Die Kellnerin schlurfte mehr oder weniger lustlos an den Tisch der beiden Männer und nahm die Bestellung auf, ehe sie wie eine Wanderdüne hinter der Theke verschwand. Es war nicht viel los um diese Uhrzeit, das war Gabriel aber auch recht. Es musste ja nicht jeder ihr Gespräch mitverfolgen können, es reichte ihm schon, wenn Jack ihn für einen durchgeknallten Spinner hielt.

Die Gedanken des jungen Mannes kreisten wie immer um seine Schwester und nicht zuletzt auf das bizarre Ereignis der letzten Stunde.

Jack hingegen trank in Ruhe seinen Kaffee, ließ seinem Freund Zeit sich zu sortieren. Der Braunhaarige lehnte sich nach einigen Augenblicken zurück, stellte die Kaffeetasse ab und schob Gabriel einen Ausweis zu.

„Hier...“, Jack erntete ein genervtes Stöhnen seines Gegenübers. Gabriel zog das laminierte Stück Papier zu sich herüber und stützte seinen Kopf auf die linke Handfläche.“ Danke, dass du ein Auge auf sie hast, Jack. Der wievielte Ausweis ist das nun?“, fragte er eher sich selbst als seinen Freund. Jack zuckte nur mit den Schultern, setzte die Kaffeetasse wieder an.

„Ganz ehrlich keine Ahnung... aber zumindest werden die gefälschten Ausweise von ihr immer professioneller.“, kommentierte er trocken, nippte wieder an der heißen Flüssigkeit. Der Weißhaarige spielte mit dem falschen Dokument.

„Ich finde das nicht witzig, Jack. Ich mache mir wirklich Gedanken um Evy... sie driftet immer weiter ab und ich weiß nicht wie ich zu ihr durchdringen kann. Und dann ihre Freunde... ich höre mich an wie ein alter Mann... ich weiß. Aber diese Kerle sind alle bedeutend älter, gammeln nur herum und pfeifen sich irgendwelche Drogen rein.“, er schwieg einen Moment und dachte daran wie praktisch es doch wäre, wenn er in diesem Turm wohnen würde. Dort würde ihm Evy sicherlich nicht so schnell abhauen. Sicherlich eine mittelalterlich Methode. Aber eben auch eine sehr wirksame!

Jack hingegen lenkte ein, riss den Weißhaarigen somit aus seinen düsteren Gedankengängen.
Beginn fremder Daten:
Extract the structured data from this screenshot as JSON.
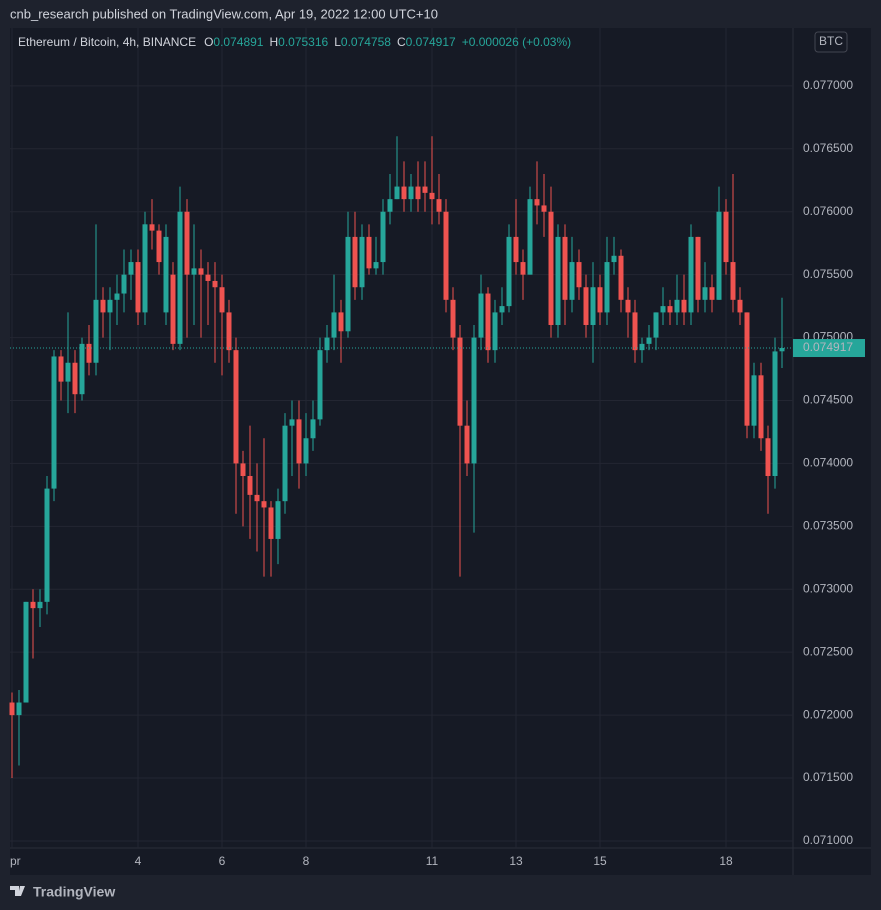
{
  "header": "cnb_research published on TradingView.com, Apr 19, 2022 12:00 UTC+10",
  "footer": "TradingView",
  "chart_data": {
    "type": "candlestick",
    "symbol": "Ethereum / Bitcoin, 4h, BINANCE",
    "legend_keys": [
      "O",
      "H",
      "L",
      "C"
    ],
    "change": "+0.000026 (+0.03%)",
    "currency": "BTC",
    "up_color": "#26a69a",
    "down_color": "#ef5350",
    "grid": true,
    "open": [
      0.0721,
      0.072,
      0.0721,
      0.0729,
      0.07285,
      0.0729,
      0.0738,
      0.07485,
      0.07465,
      0.0748,
      0.07455,
      0.07495,
      0.0748,
      0.0753,
      0.0752,
      0.0753,
      0.07535,
      0.0755,
      0.0756,
      0.0752,
      0.0759,
      0.07585,
      0.0752,
      0.0755,
      0.07495,
      0.076,
      0.0755,
      0.07555,
      0.0755,
      0.07545,
      0.0754,
      0.0752,
      0.0749,
      0.074,
      0.0739,
      0.07375,
      0.0737,
      0.07365,
      0.0734,
      0.0737,
      0.0743,
      0.07435,
      0.074,
      0.0742,
      0.07435,
      0.0749,
      0.075,
      0.0752,
      0.07505,
      0.0758,
      0.0754,
      0.0758,
      0.07555,
      0.0756,
      0.076,
      0.0761,
      0.0762,
      0.0761,
      0.0762,
      0.0762,
      0.07615,
      0.0761,
      0.076,
      0.0753,
      0.075,
      0.0743,
      0.074,
      0.075,
      0.07535,
      0.0749,
      0.0752,
      0.07525,
      0.0758,
      0.0756,
      0.0755,
      0.0761,
      0.07605,
      0.076,
      0.0751,
      0.0758,
      0.0753,
      0.0756,
      0.0754,
      0.0751,
      0.0754,
      0.0752,
      0.0756,
      0.07565,
      0.0753,
      0.0752,
      0.0749,
      0.07495,
      0.075,
      0.0752,
      0.07525,
      0.0752,
      0.0753,
      0.0752,
      0.0758,
      0.0753,
      0.0754,
      0.0753,
      0.076,
      0.0756,
      0.0753,
      0.0752,
      0.0743,
      0.0747,
      0.0742,
      0.0739,
      0.074891
    ],
    "high": [
      0.07218,
      0.0722,
      0.0729,
      0.073,
      0.073,
      0.0739,
      0.0749,
      0.0749,
      0.0752,
      0.0749,
      0.075,
      0.0751,
      0.0759,
      0.0754,
      0.0754,
      0.0755,
      0.0757,
      0.0757,
      0.0757,
      0.076,
      0.0761,
      0.0759,
      0.0759,
      0.0756,
      0.0762,
      0.0761,
      0.0759,
      0.0757,
      0.0756,
      0.0756,
      0.0755,
      0.0753,
      0.075,
      0.0741,
      0.0743,
      0.074,
      0.0742,
      0.0737,
      0.0738,
      0.0744,
      0.0745,
      0.0745,
      0.0744,
      0.0745,
      0.075,
      0.0751,
      0.0755,
      0.0753,
      0.076,
      0.076,
      0.0759,
      0.0759,
      0.0758,
      0.0761,
      0.0763,
      0.0766,
      0.0764,
      0.0763,
      0.0764,
      0.0764,
      0.0766,
      0.0763,
      0.0761,
      0.0754,
      0.0751,
      0.0745,
      0.0751,
      0.0755,
      0.0754,
      0.0753,
      0.0754,
      0.0759,
      0.0761,
      0.0757,
      0.0762,
      0.0764,
      0.0763,
      0.0762,
      0.0759,
      0.0759,
      0.0758,
      0.0757,
      0.0755,
      0.0756,
      0.0755,
      0.0758,
      0.0758,
      0.0757,
      0.0754,
      0.0753,
      0.075,
      0.0751,
      0.0752,
      0.0754,
      0.0753,
      0.0755,
      0.0755,
      0.0759,
      0.0758,
      0.0756,
      0.0755,
      0.0762,
      0.0761,
      0.0763,
      0.0754,
      0.0752,
      0.0748,
      0.0748,
      0.0743,
      0.075,
      0.075316
    ],
    "low": [
      0.0715,
      0.0716,
      0.0721,
      0.07245,
      0.0727,
      0.0728,
      0.0737,
      0.0745,
      0.0744,
      0.0744,
      0.0745,
      0.0747,
      0.0747,
      0.075,
      0.0749,
      0.0751,
      0.0752,
      0.0753,
      0.0751,
      0.0751,
      0.0757,
      0.0755,
      0.0751,
      0.0749,
      0.0749,
      0.075,
      0.0751,
      0.075,
      0.0751,
      0.0748,
      0.0747,
      0.0748,
      0.0736,
      0.0735,
      0.0734,
      0.0733,
      0.0731,
      0.0731,
      0.0732,
      0.0736,
      0.0739,
      0.0738,
      0.0739,
      0.0741,
      0.0743,
      0.0748,
      0.0749,
      0.0748,
      0.075,
      0.0753,
      0.0753,
      0.0755,
      0.0755,
      0.0755,
      0.0759,
      0.0761,
      0.076,
      0.076,
      0.076,
      0.076,
      0.0759,
      0.0759,
      0.0752,
      0.0749,
      0.0731,
      0.0739,
      0.07345,
      0.0749,
      0.0748,
      0.0748,
      0.0751,
      0.0752,
      0.0755,
      0.0753,
      0.0755,
      0.0759,
      0.0758,
      0.075,
      0.075,
      0.0751,
      0.0752,
      0.0753,
      0.075,
      0.0748,
      0.0751,
      0.0751,
      0.0755,
      0.0752,
      0.075,
      0.0748,
      0.0748,
      0.0749,
      0.0749,
      0.0751,
      0.0751,
      0.0751,
      0.0751,
      0.0751,
      0.0752,
      0.0752,
      0.0752,
      0.0753,
      0.0755,
      0.0752,
      0.0751,
      0.0742,
      0.0742,
      0.0741,
      0.0736,
      0.0738,
      0.074758
    ],
    "close": [
      0.072,
      0.0721,
      0.0729,
      0.07285,
      0.0729,
      0.0738,
      0.07485,
      0.07465,
      0.0748,
      0.07455,
      0.07495,
      0.0748,
      0.0753,
      0.0752,
      0.0753,
      0.07535,
      0.0755,
      0.0756,
      0.0752,
      0.0759,
      0.07585,
      0.0756,
      0.0758,
      0.07495,
      0.076,
      0.0755,
      0.07555,
      0.0755,
      0.07545,
      0.0754,
      0.0752,
      0.0749,
      0.074,
      0.0739,
      0.07375,
      0.0737,
      0.07365,
      0.0734,
      0.0737,
      0.0743,
      0.07435,
      0.074,
      0.0742,
      0.07435,
      0.0749,
      0.075,
      0.0752,
      0.07505,
      0.0758,
      0.0754,
      0.0758,
      0.07555,
      0.0756,
      0.076,
      0.0761,
      0.0762,
      0.0761,
      0.0762,
      0.0761,
      0.07615,
      0.0761,
      0.076,
      0.0753,
      0.075,
      0.0743,
      0.074,
      0.075,
      0.07535,
      0.0749,
      0.0752,
      0.07525,
      0.0758,
      0.0756,
      0.0755,
      0.0761,
      0.07605,
      0.076,
      0.0751,
      0.0758,
      0.0753,
      0.0756,
      0.0754,
      0.0751,
      0.0754,
      0.0752,
      0.0756,
      0.07565,
      0.0753,
      0.0752,
      0.0749,
      0.07495,
      0.075,
      0.0752,
      0.07525,
      0.0752,
      0.0753,
      0.0752,
      0.0758,
      0.0753,
      0.0754,
      0.0753,
      0.076,
      0.0756,
      0.0753,
      0.0752,
      0.0743,
      0.0747,
      0.0742,
      0.0739,
      0.07489,
      0.074917
    ],
    "xticks": [
      {
        "value": 0,
        "label": "pr"
      },
      {
        "value": 18,
        "label": "4"
      },
      {
        "value": 30,
        "label": "6"
      },
      {
        "value": 42,
        "label": "8"
      },
      {
        "value": 60,
        "label": "11"
      },
      {
        "value": 72,
        "label": "13"
      },
      {
        "value": 84,
        "label": "15"
      },
      {
        "value": 102,
        "label": "18"
      }
    ],
    "ylim": [
      0.070944,
      0.07746
    ],
    "yticks": [
      {
        "value": 0.071,
        "label": "0.071000"
      },
      {
        "value": 0.0715,
        "label": "0.071500"
      },
      {
        "value": 0.072,
        "label": "0.072000"
      },
      {
        "value": 0.0725,
        "label": "0.072500"
      },
      {
        "value": 0.073,
        "label": "0.073000"
      },
      {
        "value": 0.0735,
        "label": "0.073500"
      },
      {
        "value": 0.074,
        "label": "0.074000"
      },
      {
        "value": 0.0745,
        "label": "0.074500"
      },
      {
        "value": 0.075,
        "label": "0.075000"
      },
      {
        "value": 0.0755,
        "label": "0.075500"
      },
      {
        "value": 0.076,
        "label": "0.076000"
      },
      {
        "value": 0.0765,
        "label": "0.076500"
      },
      {
        "value": 0.077,
        "label": "0.077000"
      }
    ]
  }
}
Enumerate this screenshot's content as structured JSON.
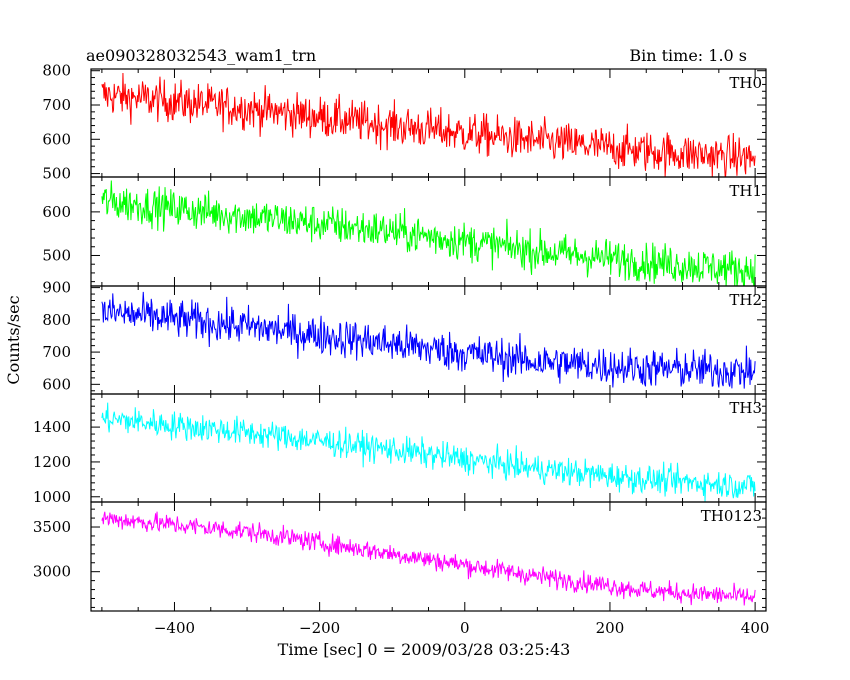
{
  "chart_data": {
    "type": "line",
    "title": "ae090328032543_wam1_trn",
    "subtitle": "Bin time: 1.0 s",
    "xlabel": "Time [sec] 0 = 2009/03/28 03:25:43",
    "ylabel": "Counts/sec",
    "xlim": [
      -515,
      415
    ],
    "xticks": [
      -400,
      -200,
      0,
      200,
      400
    ],
    "x_start": -500,
    "x_end": 400,
    "grid": false,
    "panels": [
      {
        "name": "TH0",
        "color": "#ff0000",
        "ylim": [
          490,
          805
        ],
        "yticks": [
          500,
          600,
          700,
          800
        ],
        "trend": [
          {
            "x": -500,
            "y": 730
          },
          {
            "x": -300,
            "y": 690
          },
          {
            "x": -100,
            "y": 640
          },
          {
            "x": 100,
            "y": 595
          },
          {
            "x": 250,
            "y": 565
          },
          {
            "x": 400,
            "y": 545
          }
        ],
        "noise": 30
      },
      {
        "name": "TH1",
        "color": "#00ff00",
        "ylim": [
          430,
          680
        ],
        "yticks": [
          500,
          600
        ],
        "trend": [
          {
            "x": -500,
            "y": 625
          },
          {
            "x": -300,
            "y": 590
          },
          {
            "x": -100,
            "y": 555
          },
          {
            "x": 100,
            "y": 510
          },
          {
            "x": 250,
            "y": 485
          },
          {
            "x": 400,
            "y": 465
          }
        ],
        "noise": 22
      },
      {
        "name": "TH2",
        "color": "#0000ff",
        "ylim": [
          570,
          905
        ],
        "yticks": [
          600,
          700,
          800,
          900
        ],
        "trend": [
          {
            "x": -500,
            "y": 825
          },
          {
            "x": -300,
            "y": 780
          },
          {
            "x": -100,
            "y": 725
          },
          {
            "x": 100,
            "y": 670
          },
          {
            "x": 250,
            "y": 650
          },
          {
            "x": 400,
            "y": 640
          }
        ],
        "noise": 30
      },
      {
        "name": "TH3",
        "color": "#00ffff",
        "ylim": [
          970,
          1590
        ],
        "yticks": [
          1000,
          1200,
          1400
        ],
        "trend": [
          {
            "x": -500,
            "y": 1450
          },
          {
            "x": -300,
            "y": 1370
          },
          {
            "x": -100,
            "y": 1270
          },
          {
            "x": 100,
            "y": 1160
          },
          {
            "x": 250,
            "y": 1100
          },
          {
            "x": 400,
            "y": 1060
          }
        ],
        "noise": 40
      },
      {
        "name": "TH0123",
        "color": "#ff00ff",
        "ylim": [
          2560,
          3780
        ],
        "yticks": [
          3000,
          3500
        ],
        "trend": [
          {
            "x": -500,
            "y": 3600
          },
          {
            "x": -300,
            "y": 3450
          },
          {
            "x": -100,
            "y": 3200
          },
          {
            "x": 100,
            "y": 2950
          },
          {
            "x": 250,
            "y": 2790
          },
          {
            "x": 400,
            "y": 2710
          }
        ],
        "noise": 55
      }
    ]
  }
}
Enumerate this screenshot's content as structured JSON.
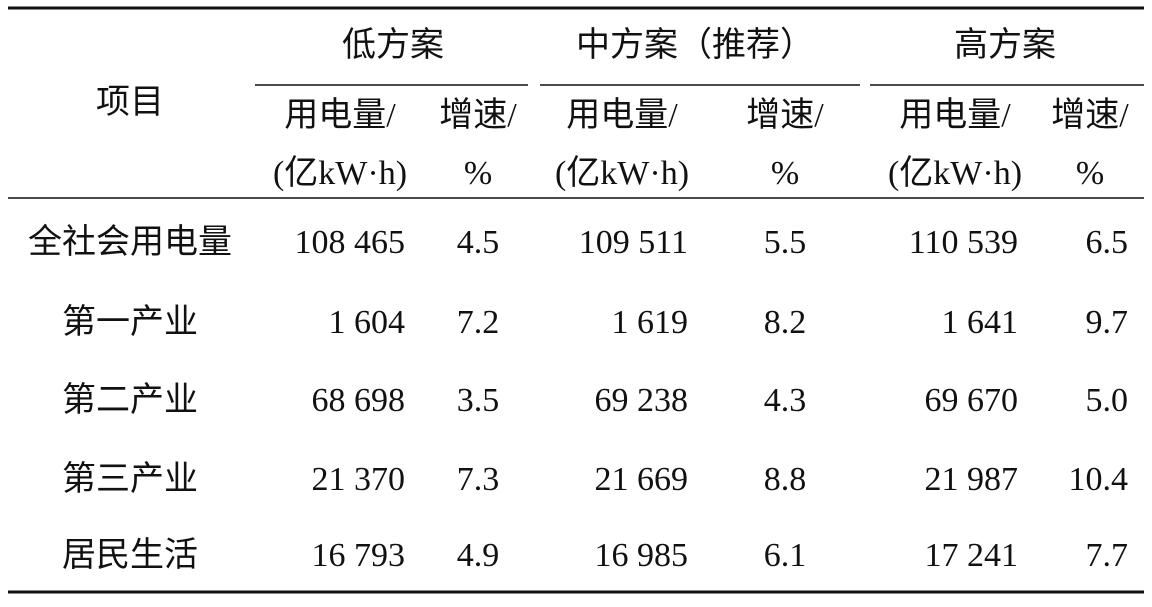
{
  "table": {
    "header": {
      "item": "项目",
      "groups": [
        "低方案",
        "中方案（推荐）",
        "高方案"
      ],
      "columns": [
        [
          "用电量/",
          "(亿kW·h)"
        ],
        [
          "增速/",
          "%"
        ],
        [
          "用电量/",
          "(亿kW·h)"
        ],
        [
          "增速/",
          "%"
        ],
        [
          "用电量/",
          "(亿kW·h)"
        ],
        [
          "增速/",
          "%"
        ]
      ]
    },
    "rows": [
      {
        "label": "全社会用电量",
        "cells": [
          "108 465",
          "4.5",
          "109 511",
          "5.5",
          "110 539",
          "6.5"
        ]
      },
      {
        "label": "第一产业",
        "cells": [
          "1 604",
          "7.2",
          "1 619",
          "8.2",
          "1 641",
          "9.7"
        ]
      },
      {
        "label": "第二产业",
        "cells": [
          "68 698",
          "3.5",
          "69 238",
          "4.3",
          "69 670",
          "5.0"
        ]
      },
      {
        "label": "第三产业",
        "cells": [
          "21 370",
          "7.3",
          "21 669",
          "8.8",
          "21 987",
          "10.4"
        ]
      },
      {
        "label": "居民生活",
        "cells": [
          "16 793",
          "4.9",
          "16 985",
          "6.1",
          "17 241",
          "7.7"
        ]
      }
    ]
  }
}
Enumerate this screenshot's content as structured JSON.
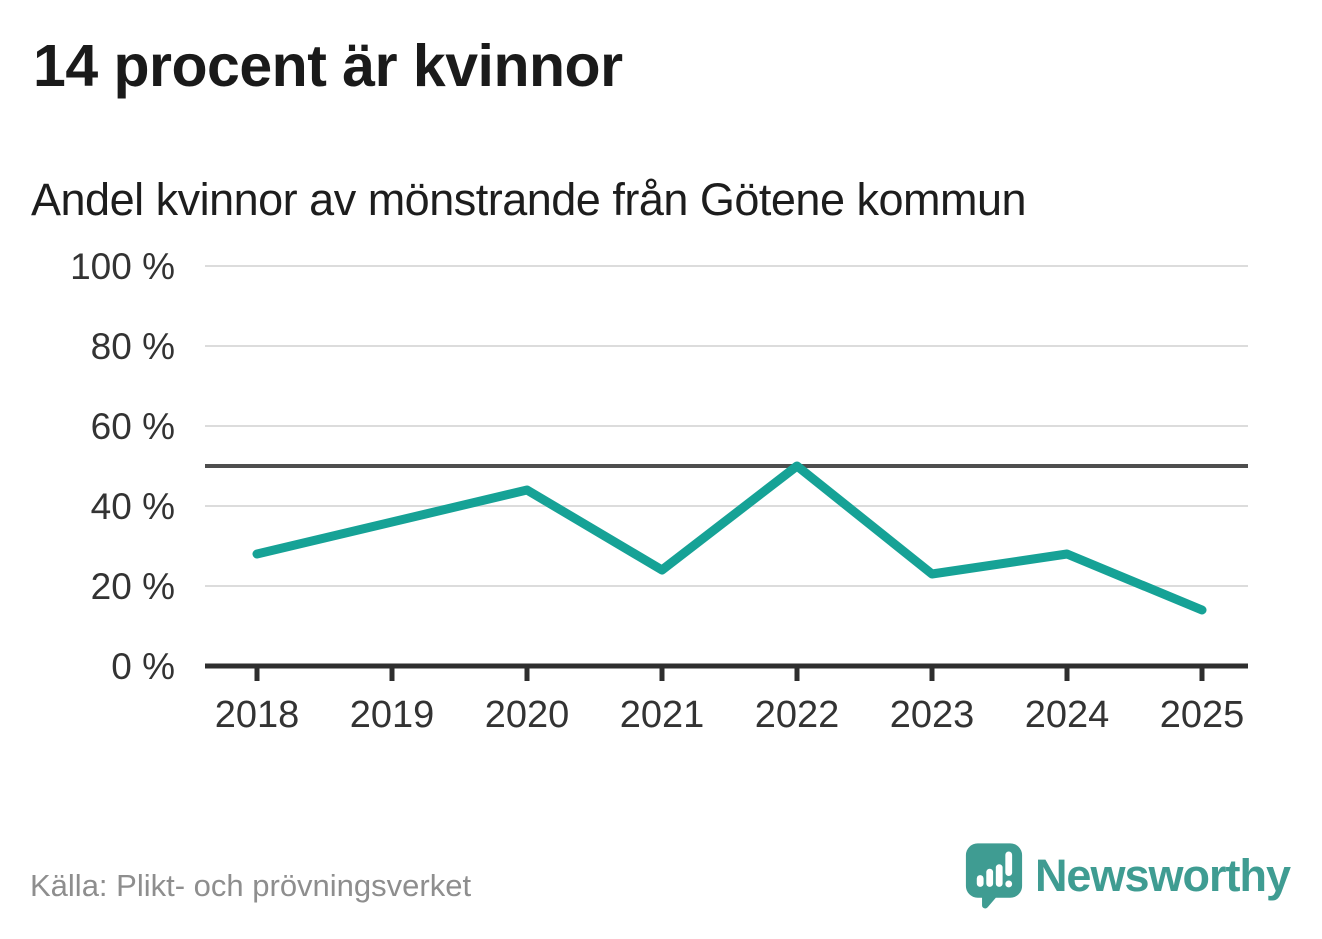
{
  "chart_data": {
    "type": "line",
    "title": "14 procent är kvinnor",
    "subtitle": "Andel kvinnor av mönstrande från Götene kommun",
    "categories": [
      2018,
      2019,
      2020,
      2021,
      2022,
      2023,
      2024,
      2025
    ],
    "series": [
      {
        "name": "Andel kvinnor av mönstrande",
        "values": [
          28,
          36,
          44,
          24,
          50,
          23,
          28,
          14
        ]
      }
    ],
    "unit": "%",
    "ylim": [
      0,
      100
    ],
    "yticks": {
      "values": [
        0,
        20,
        40,
        60,
        80,
        100
      ],
      "labels": [
        "0 %",
        "20 %",
        "40 %",
        "60 %",
        "80 %",
        "100 %"
      ]
    },
    "refline": {
      "value": 50
    },
    "grid": "horizontal",
    "legend": "none",
    "colors": {
      "line": "#16a296",
      "gridline": "#dcdcdc",
      "refline": "#4e4e4e",
      "axis": "#2e2e2e",
      "tick_text": "#333333"
    }
  },
  "footer": {
    "source": "Källa: Plikt- och prövningsverket"
  },
  "logo": {
    "brand": "Newsworthy",
    "icon": "speech-bubble-bar-chart-icon",
    "color": "#3f9c92"
  }
}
„Nein... ich kann das nachvollziehen. Außerdem hat sie nichts im Finalklub verloren, ich sehe ja mit welchen Gestalten sie dort zugange ist. Andererseits was willst du machen? Sie ist kein Kind mehr und du wirst sie nicht vor allem und jeden beschützen können, Gabriel. Dessen musst du dir bewusst werden...“, erklärte er ruhig, ließ sich und seinem Freund einen weiteren Kaffee kommen.

„Ich weiß... “, kommentierte Gabriel monoton, umfasste die warme Kaffeetasse und starrte in das schwarze Getränk.“ Es ist nur... vielleicht sind meine Beweggründe auch einfach egoistischer Natur...“, er blickte auf, sah Jack direkt an, dieser erwiderte seinen Blick verwirrt.“ Sie ist alles was mir geblieben ist, die letzte Verbindung zu meinen Eltern. Vielleicht möchte und kann ich einfach nicht für mich alleine sein... “, er lehnte sich mit einem tiefen Seufzer gegen die Rückenlehne der Sitzbank und nippte an seinem Kaffee.

Jack beugte sich vor, sah ihn ungewohnt ernst an. “Das wollte ich dir damit auch nicht vermitteln... außerdem bin ich ja auch noch da!“, er zwinkerte ihm zu, rang dem anderen ein seichtes Lächeln ab. “Und du weißt egal um was es geht... ich stehe hinter dir!“, keine leeren Floskeln, Jack war mehr als einmal für ihn da. Egal um was es ging, er konnte sich auf ihn verlassen, das gab Gabriel Sicherheit und Halt und nicht zuletzt ein gutes Gefühl.

Stille trat wieder zwischen beide Männer.

„Ahh... nun erzähl endlich, was vorhin im Wald passiert ist.“, warf der Braunhaarige schließlich ein und sah Gabriel gespannt an. Dieser beugte sich wieder vor, schob seine Tasse zur Seite und sah ihn mit gerunzelter Stirn an.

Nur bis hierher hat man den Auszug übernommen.